Most dyslexics have high IQs. So we invent ways to compensate early in life. That is why many of use are misdiagnosed or not noticed at all. We are the children and adults that slip through the cracks.

  • I was accused of being stubborn, lazy, and having low motivation. This became an unrecognized loss in my life. I was full of shame. I quit college because I did not have the confidence to continue.
  • I returned in my 30s, still undiagnosed, and struggled to earn a master’s degree 13 years later.
  • I again struggled to pass the written MFT (Marriage and Family Therapist) Licensing Exam 15 years later. Because no one knew I had dyslexia, I could not be given extra time with the exam.
  • How was I able to succeed? While I had never been officially diagnosed, which would have allowed me to get extra help, what the schools didn’t know is that despite my struggles, I taught myself how to learn in spite of my learning differences. Because of the way I learn, the MFT oral exams were a snap.
  • However I decided not to go on for a PhD. Because of my dyslexia, I did not have the confidence to write a dissertation.

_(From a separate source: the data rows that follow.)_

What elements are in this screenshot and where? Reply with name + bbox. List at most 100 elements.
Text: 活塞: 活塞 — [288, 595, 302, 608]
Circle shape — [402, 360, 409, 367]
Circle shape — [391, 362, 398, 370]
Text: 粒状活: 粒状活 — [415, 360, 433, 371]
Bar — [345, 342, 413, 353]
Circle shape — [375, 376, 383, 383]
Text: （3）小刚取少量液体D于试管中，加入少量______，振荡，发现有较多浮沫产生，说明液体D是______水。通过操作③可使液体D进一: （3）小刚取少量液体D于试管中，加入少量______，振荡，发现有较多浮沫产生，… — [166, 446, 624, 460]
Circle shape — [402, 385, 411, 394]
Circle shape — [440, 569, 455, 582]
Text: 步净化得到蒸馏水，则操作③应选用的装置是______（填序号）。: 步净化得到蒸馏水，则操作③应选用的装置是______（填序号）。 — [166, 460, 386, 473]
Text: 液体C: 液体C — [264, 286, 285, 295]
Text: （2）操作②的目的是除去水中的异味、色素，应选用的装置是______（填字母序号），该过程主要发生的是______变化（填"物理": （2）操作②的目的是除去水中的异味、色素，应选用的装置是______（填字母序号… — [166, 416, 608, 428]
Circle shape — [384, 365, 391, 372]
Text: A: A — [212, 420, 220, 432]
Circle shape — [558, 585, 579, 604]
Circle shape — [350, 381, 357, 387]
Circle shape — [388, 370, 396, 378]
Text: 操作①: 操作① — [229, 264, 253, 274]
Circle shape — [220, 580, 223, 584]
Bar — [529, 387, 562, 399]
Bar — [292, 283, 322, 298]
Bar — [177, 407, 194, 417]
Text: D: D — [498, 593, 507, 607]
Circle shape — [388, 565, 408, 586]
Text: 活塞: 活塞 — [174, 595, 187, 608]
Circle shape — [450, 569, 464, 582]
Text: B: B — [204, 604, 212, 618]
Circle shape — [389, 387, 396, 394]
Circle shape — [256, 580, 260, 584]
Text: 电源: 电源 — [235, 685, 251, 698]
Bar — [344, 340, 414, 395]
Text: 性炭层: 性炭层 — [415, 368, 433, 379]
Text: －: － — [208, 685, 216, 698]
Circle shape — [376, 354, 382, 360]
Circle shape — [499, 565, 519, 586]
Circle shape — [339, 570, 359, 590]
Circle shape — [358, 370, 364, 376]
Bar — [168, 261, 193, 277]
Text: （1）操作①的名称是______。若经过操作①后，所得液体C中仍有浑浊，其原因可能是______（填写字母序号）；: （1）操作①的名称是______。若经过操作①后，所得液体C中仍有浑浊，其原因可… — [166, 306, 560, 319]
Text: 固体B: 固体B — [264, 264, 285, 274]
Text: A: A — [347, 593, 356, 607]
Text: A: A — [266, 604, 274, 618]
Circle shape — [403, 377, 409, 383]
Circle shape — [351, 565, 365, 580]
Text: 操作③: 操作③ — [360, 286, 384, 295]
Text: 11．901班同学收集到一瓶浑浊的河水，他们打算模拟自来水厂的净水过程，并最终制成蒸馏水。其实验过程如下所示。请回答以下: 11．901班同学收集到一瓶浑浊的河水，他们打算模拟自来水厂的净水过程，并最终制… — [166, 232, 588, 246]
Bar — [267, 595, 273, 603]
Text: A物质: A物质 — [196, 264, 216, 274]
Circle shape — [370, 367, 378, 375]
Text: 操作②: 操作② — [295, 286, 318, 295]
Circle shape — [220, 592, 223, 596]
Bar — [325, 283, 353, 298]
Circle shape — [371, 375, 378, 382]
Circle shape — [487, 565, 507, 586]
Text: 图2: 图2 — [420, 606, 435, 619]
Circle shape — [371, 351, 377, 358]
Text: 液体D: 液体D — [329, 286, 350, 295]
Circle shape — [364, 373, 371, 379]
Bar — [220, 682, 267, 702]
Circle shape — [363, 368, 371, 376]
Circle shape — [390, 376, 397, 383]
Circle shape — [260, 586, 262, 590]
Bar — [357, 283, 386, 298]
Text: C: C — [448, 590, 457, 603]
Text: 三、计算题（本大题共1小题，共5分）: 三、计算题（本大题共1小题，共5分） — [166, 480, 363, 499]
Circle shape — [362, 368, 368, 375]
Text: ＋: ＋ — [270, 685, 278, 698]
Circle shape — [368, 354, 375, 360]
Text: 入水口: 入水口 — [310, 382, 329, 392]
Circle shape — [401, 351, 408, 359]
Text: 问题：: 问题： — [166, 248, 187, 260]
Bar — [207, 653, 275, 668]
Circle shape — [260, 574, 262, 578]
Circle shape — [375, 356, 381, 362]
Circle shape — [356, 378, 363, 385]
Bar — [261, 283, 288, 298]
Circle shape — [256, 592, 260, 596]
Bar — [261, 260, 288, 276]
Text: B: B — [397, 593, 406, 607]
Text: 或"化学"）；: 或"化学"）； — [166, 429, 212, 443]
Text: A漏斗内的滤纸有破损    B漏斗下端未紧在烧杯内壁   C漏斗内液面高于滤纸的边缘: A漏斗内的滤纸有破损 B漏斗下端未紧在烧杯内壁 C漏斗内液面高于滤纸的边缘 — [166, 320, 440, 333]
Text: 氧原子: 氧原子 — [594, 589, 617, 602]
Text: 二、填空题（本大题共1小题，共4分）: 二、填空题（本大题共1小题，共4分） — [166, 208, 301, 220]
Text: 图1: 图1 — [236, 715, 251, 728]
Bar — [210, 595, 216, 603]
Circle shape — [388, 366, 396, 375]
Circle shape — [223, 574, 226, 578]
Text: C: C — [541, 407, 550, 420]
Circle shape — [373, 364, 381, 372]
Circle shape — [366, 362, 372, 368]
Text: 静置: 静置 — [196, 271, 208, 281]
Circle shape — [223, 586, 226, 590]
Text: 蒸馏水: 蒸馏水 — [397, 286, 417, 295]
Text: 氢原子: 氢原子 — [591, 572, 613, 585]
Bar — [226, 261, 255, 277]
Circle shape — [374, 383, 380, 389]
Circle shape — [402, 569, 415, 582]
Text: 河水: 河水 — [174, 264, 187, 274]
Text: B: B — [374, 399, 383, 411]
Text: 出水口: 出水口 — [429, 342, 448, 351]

When I look at the shame I acquired throughout my life because of this undiagnosed learning disability, I am sad. I recognize two self-destructive ways that interfere with how I do things and what I do.

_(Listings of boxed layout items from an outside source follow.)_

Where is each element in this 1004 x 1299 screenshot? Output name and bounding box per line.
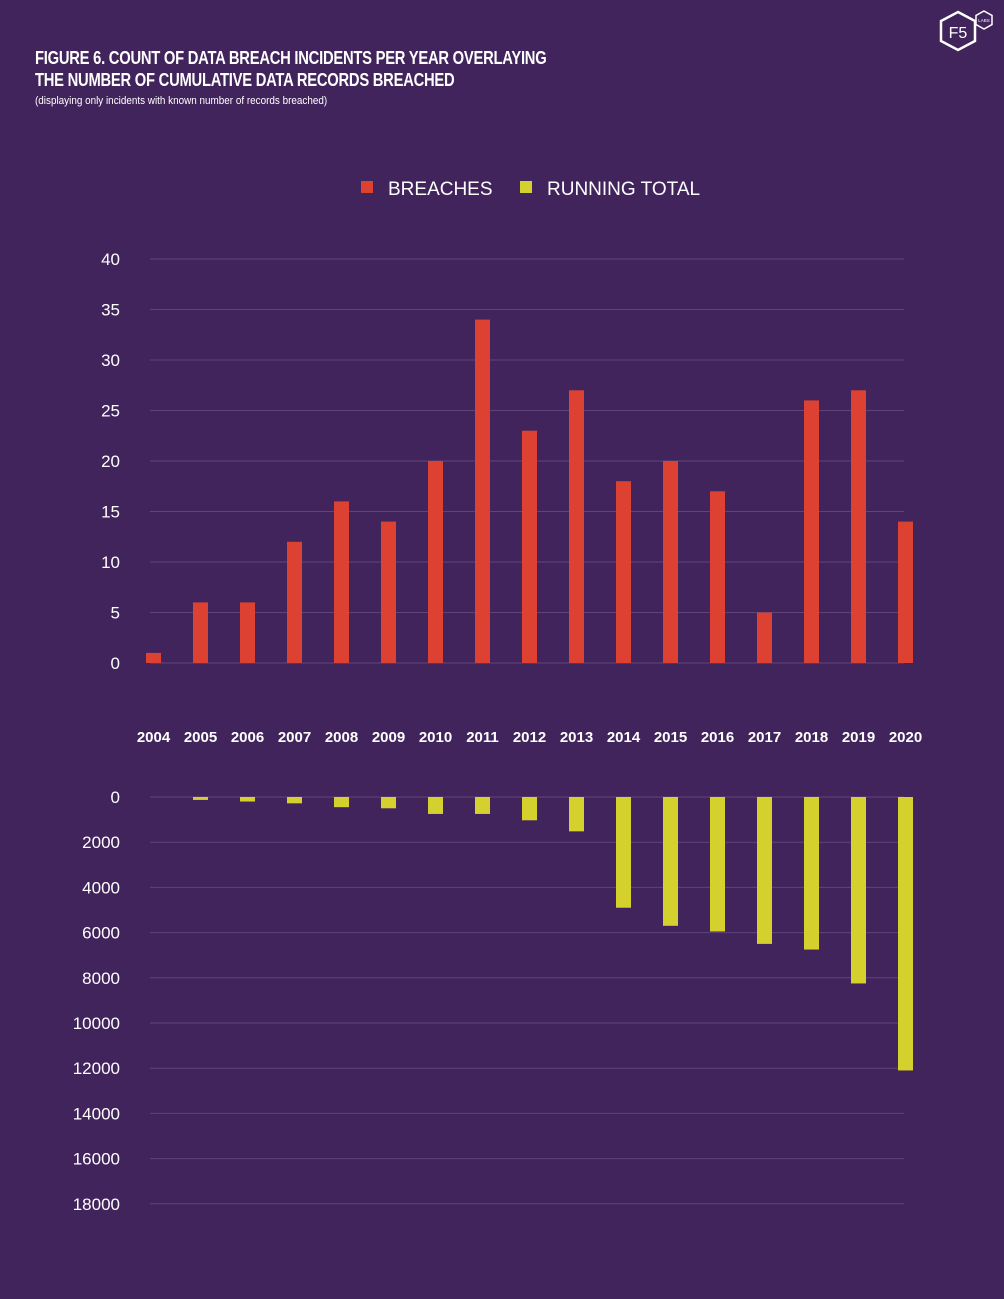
x-category-label-2004: 2004 xyxy=(137,729,171,746)
running-total-bar-2013 xyxy=(569,797,584,832)
top-y-tick-label: 20 xyxy=(101,452,120,471)
chart-title-line-2: THE NUMBER OF CUMULATIVE DATA RECORDS BR… xyxy=(35,70,455,90)
x-category-label-2017: 2017 xyxy=(748,729,781,746)
x-category-label-2012: 2012 xyxy=(513,729,546,746)
breaches-bar-2015 xyxy=(663,461,678,663)
breaches-bar-2012 xyxy=(522,430,537,663)
x-category-label-2016: 2016 xyxy=(701,729,734,746)
breaches-bar-2018 xyxy=(804,400,819,663)
top-y-tick-label: 30 xyxy=(101,351,120,370)
x-category-label-2018: 2018 xyxy=(795,729,828,746)
breaches-bar-2004 xyxy=(146,652,161,663)
running-total-bar-2010 xyxy=(428,797,443,814)
top-y-tick-label: 0 xyxy=(111,654,120,673)
x-category-label-2006: 2006 xyxy=(231,729,264,746)
top-y-tick-label: 40 xyxy=(101,250,120,269)
breaches-bar-2009 xyxy=(381,521,396,663)
running-total-bar-2007 xyxy=(287,797,302,804)
running-total-bar-2017 xyxy=(757,797,772,944)
running-total-bar-2012 xyxy=(522,797,537,821)
chart-title-line-1: FIGURE 6. COUNT OF DATA BREACH INCIDENTS… xyxy=(35,48,547,68)
x-category-label-2009: 2009 xyxy=(372,729,405,746)
top-y-tick-label: 15 xyxy=(101,503,120,522)
running-total-bar-2020 xyxy=(898,797,913,1071)
bottom-y-tick-label: 18000 xyxy=(73,1195,120,1214)
x-category-label-2005: 2005 xyxy=(184,729,217,746)
x-category-label-2010: 2010 xyxy=(419,729,452,746)
breaches-bar-2017 xyxy=(757,612,772,663)
x-category-label-2014: 2014 xyxy=(607,729,641,746)
running-total-bar-2015 xyxy=(663,797,678,926)
breaches-bar-2020 xyxy=(898,521,913,663)
breaches-bar-2005 xyxy=(193,602,208,663)
running-total-bar-2016 xyxy=(710,797,725,932)
breaches-bar-2007 xyxy=(287,541,302,663)
breaches-bar-2013 xyxy=(569,390,584,663)
bottom-y-tick-label: 14000 xyxy=(73,1104,120,1123)
chart-subtitle: (displaying only incidents with known nu… xyxy=(35,95,328,107)
running-total-bar-2014 xyxy=(616,797,631,908)
x-category-label-2008: 2008 xyxy=(325,729,358,746)
running-total-bar-2006 xyxy=(240,797,255,802)
x-category-label-2011: 2011 xyxy=(466,729,499,746)
x-category-label-2007: 2007 xyxy=(278,729,311,746)
top-y-tick-label: 25 xyxy=(101,402,120,421)
top-y-tick-label: 10 xyxy=(101,553,120,572)
running-total-bar-2018 xyxy=(804,797,819,950)
bottom-y-tick-label: 8000 xyxy=(82,969,120,988)
legend-label-1: BREACHES xyxy=(388,179,493,200)
breaches-bar-2014 xyxy=(616,481,631,663)
breaches-bar-2010 xyxy=(428,461,443,663)
bottom-y-tick-label: 4000 xyxy=(82,878,120,897)
title-block: FIGURE 6. COUNT OF DATA BREACH INCIDENTS… xyxy=(35,47,659,108)
bottom-y-tick-label: 12000 xyxy=(73,1059,120,1078)
legend-swatch-2 xyxy=(520,181,532,193)
breaches-bar-2011 xyxy=(475,319,490,663)
running-total-bar-2019 xyxy=(851,797,866,984)
running-total-bar-2011 xyxy=(475,797,490,814)
x-category-label-2020: 2020 xyxy=(889,729,922,746)
bottom-y-tick-label: 10000 xyxy=(73,1014,120,1033)
logo-badge-text: LABS xyxy=(978,18,990,23)
bottom-y-tick-label: 2000 xyxy=(82,833,120,852)
breaches-bar-2019 xyxy=(851,390,866,663)
x-category-label-2019: 2019 xyxy=(842,729,875,746)
bottom-y-tick-label: 6000 xyxy=(82,924,120,943)
running-total-bar-2009 xyxy=(381,797,396,809)
f5-labs-logo: F5 LABS xyxy=(939,10,993,52)
running-total-bar-2008 xyxy=(334,797,349,808)
bottom-y-tick-label: 16000 xyxy=(73,1150,120,1169)
breaches-bar-2008 xyxy=(334,501,349,663)
x-category-label-2015: 2015 xyxy=(654,729,687,746)
breaches-bar-2016 xyxy=(710,491,725,663)
legend-label-2: RUNNING TOTAL xyxy=(547,179,700,200)
top-y-tick-label: 35 xyxy=(101,301,120,320)
breaches-bar-2006 xyxy=(240,602,255,663)
x-category-label-2013: 2013 xyxy=(560,729,593,746)
bottom-y-tick-label: 0 xyxy=(111,788,120,807)
logo-text: F5 xyxy=(949,25,968,42)
running-total-bar-2005 xyxy=(193,797,208,800)
top-y-tick-label: 5 xyxy=(111,604,120,623)
legend-swatch-1 xyxy=(361,181,373,193)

  • One is perfectionism. I refuse to accept any standard for myself that is not free from any flaw or deficit in condition or quality. Things must be exactly right, absolute, or complete. I still struggle with this. At least now I no longer expect it will be this way the first time. I am still learning when good enough is good enough.
  • This leads to the second self-destructive behavior, Procrastination. I delay taking action or postpone things due to the fear of not being perfect. I sometimes — no, most of the time — experience shame when my writing come back with red editing.

The more I blog the less this affects me. My ego is getting stronger and I am enjoying the process. My eldest granddaughter (24) is my editor. I am enjoying working with her. We are a team. She explains to me what I did as she understands. Both her mother and her uncle are dyslexics. We were all diagnosed at the same time.

Due to finally being diagnosed, we are all able to grieve our losses in education because we didn’t know we had learning differences. We can put the blame on an educational system that missed our condition that let us slip through the system. It is still a loss, only it was not our responsibility. We can now celebrate “thinking out of the box”. We can let it go and let it be what is. We can learn how we can help ourselves.

I will finish with a comment my son made 30+ years ago when his dyslexia was finally diagnosed: “I was trying so hard! I knew I wasn’t stupid, I just couldn’t get the words I saw or heard from my brain, through my mouth or written onto a piece of paper. Now I know why!”

Now we can morn the misdiagnosis and celebrate the creative individuals that we are.

Trina O’Quinn is an actively licensed (California License # LMFT27407) Marriage and Family Therapist. Entering the profession as an older adult, Trina was in private practice for 30 years. During her career she was a lecturer at California University Dominguez Hills in the Marital and Family Therapy Program, where she supervised many students and mentored many associates.

Now retired, Trina keeps busy enjoying needle arts, reading, Journaling and writing, as well as singing with a women’s chorus, peer networking, volunteering at a senior living center and reconnecting with old friends.